Le Ghana renonce à un emprunt obligataire en Cedi
Le Ghana abandonne son projet d’emprunt obligataire en monnaie locale, étalé sur une période de 5 ans, à cause des conditions de marché insatisfaisantes. Le pays a entrepris d’importantes actions pour améliorer sa gestion budgétaire et maintenir sa cote de crédit, afin de s’acquitter de taux d’intérêts plus faibles sur ses obligations.

En raison des conditions de marché défavorables, le gouvernement du Ghana renonce à un emprunt obligataire en monnaie locale prévu sur une période de 5 ans. L’information émane d’un communiqué officiel adressé aux investisseurs. Selon le plan initial tombé à l’eau, le ministère de l’économie et des finances avait prévu de refinancer les dettes arrivant à échéance par le biais de l’émission de comptes ouverts avec des prévisions de prix initiaux entre 20,5% et 21,5%, puis de 19,75% à 21%. Mais les prix de l’obligation ont été jugés trop élevés et les marchés volatiles. Cet environnement peu favorable combiné à une faible demande des investisseurs a conduit à l’abandon du projet par des autorités d’Accra.

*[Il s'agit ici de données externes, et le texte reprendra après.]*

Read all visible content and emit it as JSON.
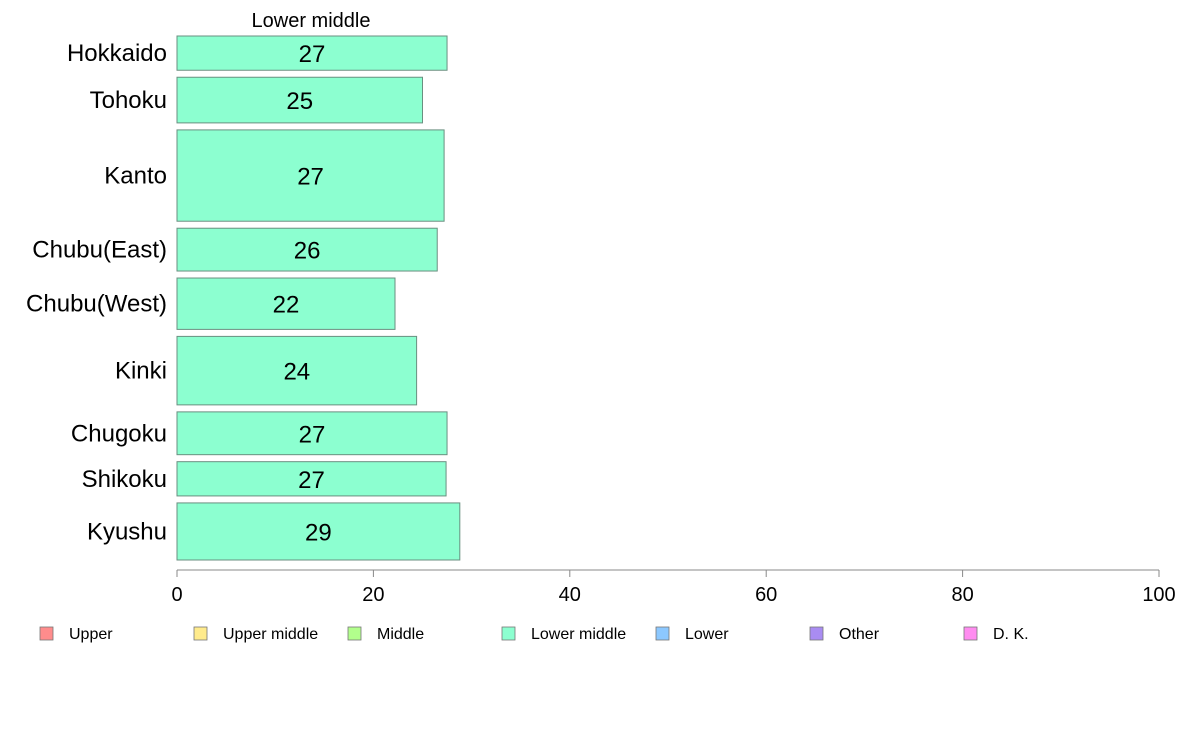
{
  "chart_data": {
    "type": "bar",
    "orientation": "horizontal",
    "title": "Lower middle",
    "categories": [
      "Hokkaido",
      "Tohoku",
      "Kanto",
      "Chubu(East)",
      "Chubu(West)",
      "Kinki",
      "Chugoku",
      "Shikoku",
      "Kyushu"
    ],
    "values": [
      27.5,
      25,
      27.2,
      26.5,
      22.2,
      24.4,
      27.5,
      27.4,
      28.8
    ],
    "data_labels": [
      "27",
      "25",
      "27",
      "26",
      "22",
      "24",
      "27",
      "27",
      "29"
    ],
    "category_weights": [
      0.6,
      0.8,
      1.6,
      0.75,
      0.9,
      1.2,
      0.75,
      0.6,
      1.0
    ],
    "xlim": [
      0,
      100
    ],
    "x_ticks": [
      0,
      20,
      40,
      60,
      80,
      100
    ],
    "x_tick_labels": [
      "0",
      "20",
      "40",
      "60",
      "80",
      "100"
    ],
    "grid": false,
    "bar_color": "#8CFFD0",
    "bar_edge_color": "#6a8f80",
    "legend": {
      "placement": "bottom",
      "items": [
        {
          "label": "Upper",
          "color": "#FF8C8C"
        },
        {
          "label": "Upper middle",
          "color": "#FFEB8C"
        },
        {
          "label": "Middle",
          "color": "#B2FF8C"
        },
        {
          "label": "Lower middle",
          "color": "#8CFFD0"
        },
        {
          "label": "Lower",
          "color": "#8CC8FF"
        },
        {
          "label": "Other",
          "color": "#A98CF2"
        },
        {
          "label": "D. K.",
          "color": "#FF8CF0"
        }
      ]
    }
  }
}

«En raison des conditions actuelles du marché, l’émetteur a décidé de ne pas procéder à l’émission d’obligations du Trésor à cinq ans, à la date de septembre 2018, comme prévu. Nous vous remercions de votre intérêt», a résumé sobrement le document adressé aux investisseurs.

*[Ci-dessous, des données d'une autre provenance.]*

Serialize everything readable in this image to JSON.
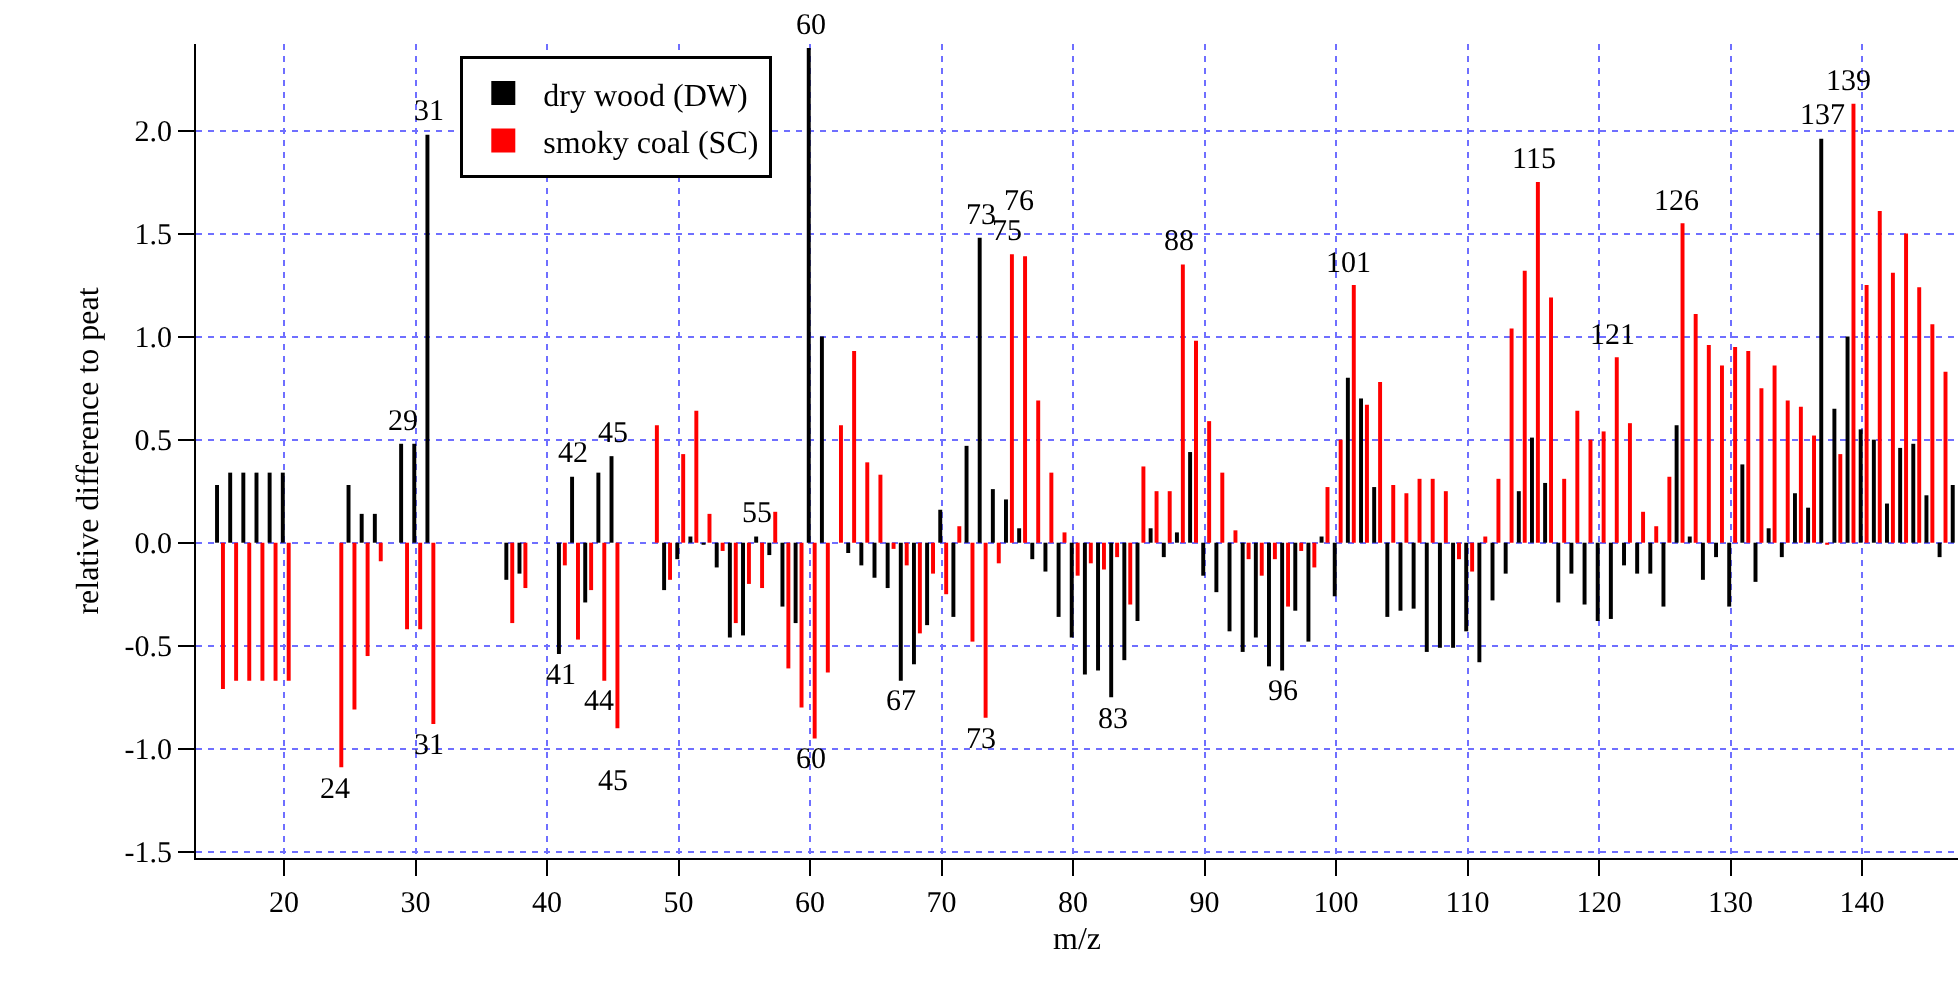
{
  "chart_data": {
    "type": "bar",
    "xlabel": "m/z",
    "ylabel": "relative difference to peat",
    "x": [
      15,
      16,
      17,
      18,
      19,
      20,
      21,
      22,
      23,
      24,
      25,
      26,
      27,
      28,
      29,
      30,
      31,
      32,
      33,
      34,
      35,
      36,
      37,
      38,
      39,
      40,
      41,
      42,
      43,
      44,
      45,
      46,
      47,
      48,
      49,
      50,
      51,
      52,
      53,
      54,
      55,
      56,
      57,
      58,
      59,
      60,
      61,
      62,
      63,
      64,
      65,
      66,
      67,
      68,
      69,
      70,
      71,
      72,
      73,
      74,
      75,
      76,
      77,
      78,
      79,
      80,
      81,
      82,
      83,
      84,
      85,
      86,
      87,
      88,
      89,
      90,
      91,
      92,
      93,
      94,
      95,
      96,
      97,
      98,
      99,
      100,
      101,
      102,
      103,
      104,
      105,
      106,
      107,
      108,
      109,
      110,
      111,
      112,
      113,
      114,
      115,
      116,
      117,
      118,
      119,
      120,
      121,
      122,
      123,
      124,
      125,
      126,
      127,
      128,
      129,
      130,
      131,
      132,
      133,
      134,
      135,
      136,
      137,
      138,
      139,
      140,
      141,
      142,
      143,
      144,
      145,
      146,
      147
    ],
    "series": [
      {
        "name": "dry wood (DW)",
        "color": "#000000",
        "values": [
          0.28,
          0.34,
          0.34,
          0.34,
          0.34,
          0.34,
          null,
          null,
          null,
          null,
          0.28,
          0.14,
          0.14,
          null,
          0.48,
          0.48,
          1.98,
          null,
          null,
          null,
          null,
          null,
          -0.18,
          -0.15,
          null,
          null,
          -0.54,
          0.32,
          -0.29,
          0.34,
          0.42,
          null,
          null,
          null,
          -0.23,
          -0.08,
          0.03,
          -0.01,
          -0.12,
          -0.46,
          -0.45,
          0.03,
          -0.06,
          -0.31,
          -0.39,
          2.4,
          1.0,
          null,
          -0.05,
          -0.11,
          -0.17,
          -0.22,
          -0.67,
          -0.59,
          -0.4,
          0.16,
          -0.36,
          0.47,
          1.48,
          0.26,
          0.21,
          0.07,
          -0.08,
          -0.14,
          -0.36,
          -0.46,
          -0.64,
          -0.62,
          -0.75,
          -0.57,
          -0.38,
          0.07,
          -0.07,
          0.05,
          0.44,
          -0.16,
          -0.24,
          -0.43,
          -0.53,
          -0.46,
          -0.6,
          -0.62,
          -0.33,
          -0.48,
          0.03,
          -0.26,
          0.8,
          0.7,
          0.27,
          -0.36,
          -0.33,
          -0.32,
          -0.53,
          -0.51,
          -0.51,
          -0.43,
          -0.58,
          -0.28,
          -0.15,
          0.25,
          0.51,
          0.29,
          -0.29,
          -0.15,
          -0.3,
          -0.38,
          -0.37,
          -0.11,
          -0.15,
          -0.15,
          -0.31,
          0.57,
          0.03,
          -0.18,
          -0.07,
          -0.31,
          0.38,
          -0.19,
          0.07,
          -0.07,
          0.24,
          0.17,
          1.96,
          0.65,
          1.0,
          0.55,
          0.5,
          0.19,
          0.46,
          0.48,
          0.23,
          -0.07,
          0.28
        ]
      },
      {
        "name": "smoky coal (SC)",
        "color": "#ff0000",
        "values": [
          -0.71,
          -0.67,
          -0.67,
          -0.67,
          -0.67,
          -0.67,
          null,
          null,
          null,
          -1.09,
          -0.81,
          -0.55,
          -0.09,
          null,
          -0.42,
          -0.42,
          -0.88,
          null,
          null,
          null,
          null,
          null,
          -0.39,
          -0.22,
          null,
          null,
          -0.11,
          -0.47,
          -0.23,
          -0.67,
          -0.9,
          null,
          null,
          0.57,
          -0.18,
          0.43,
          0.64,
          0.14,
          -0.04,
          -0.39,
          -0.2,
          -0.22,
          0.15,
          -0.61,
          -0.8,
          -0.95,
          -0.63,
          0.57,
          0.93,
          0.39,
          0.33,
          -0.03,
          -0.11,
          -0.44,
          -0.15,
          -0.25,
          0.08,
          -0.48,
          -0.85,
          -0.1,
          1.4,
          1.39,
          0.69,
          0.34,
          0.05,
          -0.16,
          -0.1,
          -0.13,
          -0.07,
          -0.3,
          0.37,
          0.25,
          0.25,
          1.35,
          0.98,
          0.59,
          0.34,
          0.06,
          -0.08,
          -0.16,
          -0.08,
          -0.31,
          -0.04,
          -0.12,
          0.27,
          0.5,
          1.25,
          0.67,
          0.78,
          0.28,
          0.24,
          0.31,
          0.31,
          0.25,
          -0.08,
          -0.14,
          0.03,
          0.31,
          1.04,
          1.32,
          1.75,
          1.19,
          0.31,
          0.64,
          0.5,
          0.54,
          0.9,
          0.58,
          0.15,
          0.08,
          0.32,
          1.55,
          1.11,
          0.96,
          0.86,
          0.95,
          0.93,
          0.75,
          0.86,
          0.69,
          0.66,
          0.52,
          -0.01,
          0.43,
          2.13,
          1.25,
          1.61,
          1.31,
          1.5,
          1.24,
          1.06,
          0.83,
          null
        ]
      }
    ],
    "xlim": [
      13.3,
      147.3
    ],
    "xticks": [
      20,
      30,
      40,
      50,
      60,
      70,
      80,
      90,
      100,
      110,
      120,
      130,
      140
    ],
    "ylim": [
      -1.53,
      2.42
    ],
    "yticks": [
      {
        "value": -1.5,
        "label": "-1.5"
      },
      {
        "value": -1.0,
        "label": "-1.0"
      },
      {
        "value": -0.5,
        "label": "-0.5"
      },
      {
        "value": 0,
        "label": "0.0"
      },
      {
        "value": 0.5,
        "label": "0.5"
      },
      {
        "value": 1.0,
        "label": "1.0"
      },
      {
        "value": 1.5,
        "label": "1.5"
      },
      {
        "value": 2.0,
        "label": "2.0"
      }
    ],
    "grid": true,
    "legend": "top left",
    "annotations": [
      {
        "text": "24",
        "x": 24,
        "y": -1.09
      },
      {
        "text": "29",
        "x": 29,
        "y": 0.48
      },
      {
        "text": "31",
        "x": 31,
        "y": 1.98
      },
      {
        "text": "31",
        "x": 31,
        "y": -0.88
      },
      {
        "text": "41",
        "x": 41,
        "y": -0.54
      },
      {
        "text": "42",
        "x": 42,
        "y": 0.32
      },
      {
        "text": "44",
        "x": 44,
        "y": -0.67
      },
      {
        "text": "45",
        "x": 45,
        "y": 0.42
      },
      {
        "text": "45",
        "x": 45,
        "y": -0.9
      },
      {
        "text": "55",
        "x": 56,
        "y": 0.03
      },
      {
        "text": "60",
        "x": 60,
        "y": 2.4
      },
      {
        "text": "60",
        "x": 60,
        "y": -0.95
      },
      {
        "text": "67",
        "x": 67,
        "y": -0.67
      },
      {
        "text": "73",
        "x": 73,
        "y": 1.48
      },
      {
        "text": "73",
        "x": 73,
        "y": -0.85
      },
      {
        "text": "75",
        "x": 75,
        "y": 1.4
      },
      {
        "text": "76",
        "x": 76,
        "y": 1.39
      },
      {
        "text": "83",
        "x": 83,
        "y": -0.75
      },
      {
        "text": "88",
        "x": 88,
        "y": 1.35
      },
      {
        "text": "96",
        "x": 96,
        "y": -0.62
      },
      {
        "text": "101",
        "x": 101,
        "y": 1.25
      },
      {
        "text": "115",
        "x": 115,
        "y": 1.75
      },
      {
        "text": "121",
        "x": 121,
        "y": 0.9
      },
      {
        "text": "126",
        "x": 126,
        "y": 1.55
      },
      {
        "text": "137",
        "x": 137,
        "y": 1.96
      },
      {
        "text": "139",
        "x": 139,
        "y": 2.13
      }
    ]
  }
}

Le Ghana qui a subi de plein fouet la crise économique des pays producteurs de pétrole entre 2014-2016, tente de rééquilibrer ses finances. Mi-mai, l’argentier du pays, Ken Ofori-Atta, était monté au créneau pour expliquer que le Ghana doit privilégier la réduction du coût des intérêts. Dans une interview accordée à Bloomberg le 11 mai dernier, Ofori-Atta précise : «Nous nous concentrons sur la viabilité de la dette», avant d’ajouter que les taux d’intérêts en pourcentage des revenus sont devenus ses principaux objectifs de travail.

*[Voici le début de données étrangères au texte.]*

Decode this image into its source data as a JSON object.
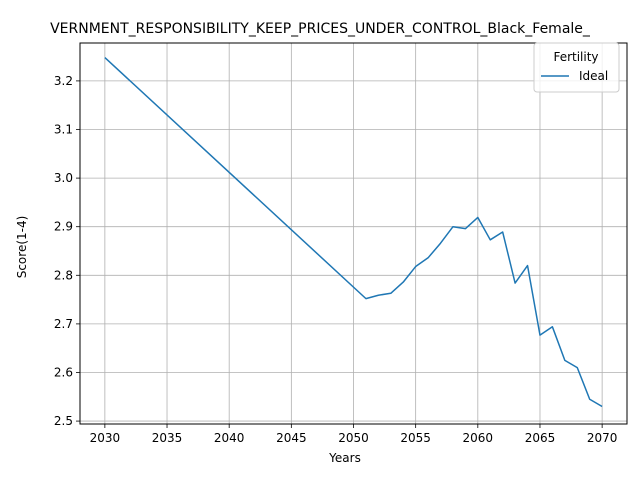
{
  "chart_data": {
    "type": "line",
    "title": "VERNMENT_RESPONSIBILITY_KEEP_PRICES_UNDER_CONTROL_Black_Female_",
    "xlabel": "Years",
    "ylabel": "Score(1-4)",
    "xlim": [
      2028.0,
      2072.0
    ],
    "ylim": [
      2.494,
      3.278
    ],
    "xticks": [
      2030,
      2035,
      2040,
      2045,
      2050,
      2055,
      2060,
      2065,
      2070
    ],
    "yticks": [
      2.5,
      2.6,
      2.7,
      2.8,
      2.9,
      3.0,
      3.1,
      3.2
    ],
    "grid": true,
    "legend": {
      "title": "Fertility",
      "placement": "top-right"
    },
    "series": [
      {
        "name": "Ideal",
        "color": "#1f77b4",
        "x": [
          2030,
          2051,
          2052,
          2053,
          2054,
          2055,
          2056,
          2057,
          2058,
          2059,
          2060,
          2061,
          2062,
          2063,
          2064,
          2065,
          2066,
          2067,
          2068,
          2069,
          2070
        ],
        "y": [
          3.248,
          2.752,
          2.759,
          2.763,
          2.786,
          2.818,
          2.836,
          2.866,
          2.9,
          2.896,
          2.919,
          2.873,
          2.889,
          2.784,
          2.82,
          2.677,
          2.694,
          2.625,
          2.61,
          2.545,
          2.53
        ]
      }
    ]
  }
}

Le Ghana qui a renoncé au programme du FMI est engagé dans un processus d’amélioration de sa gestion budgétaire. Le pays dont l’économie est tributaire de ses exportations de cacao, d’or et de pétrole, devrait boucler en 2018 un accord d’aide de 918 millions de dollars avec le Fonds monétaire international (FMI) pour réduire son déficit budgétaire, stabiliser sa devise et réduire sa dette. Le Ghana est sur une pente ascendante et se remet de ses années de crise. En 2018, il attiendra le taux de croissance le plus élevé en Afrique, à plus de 8%, selon des indicateurs convergents de la BAD, du FMI et de la Banque mondiale.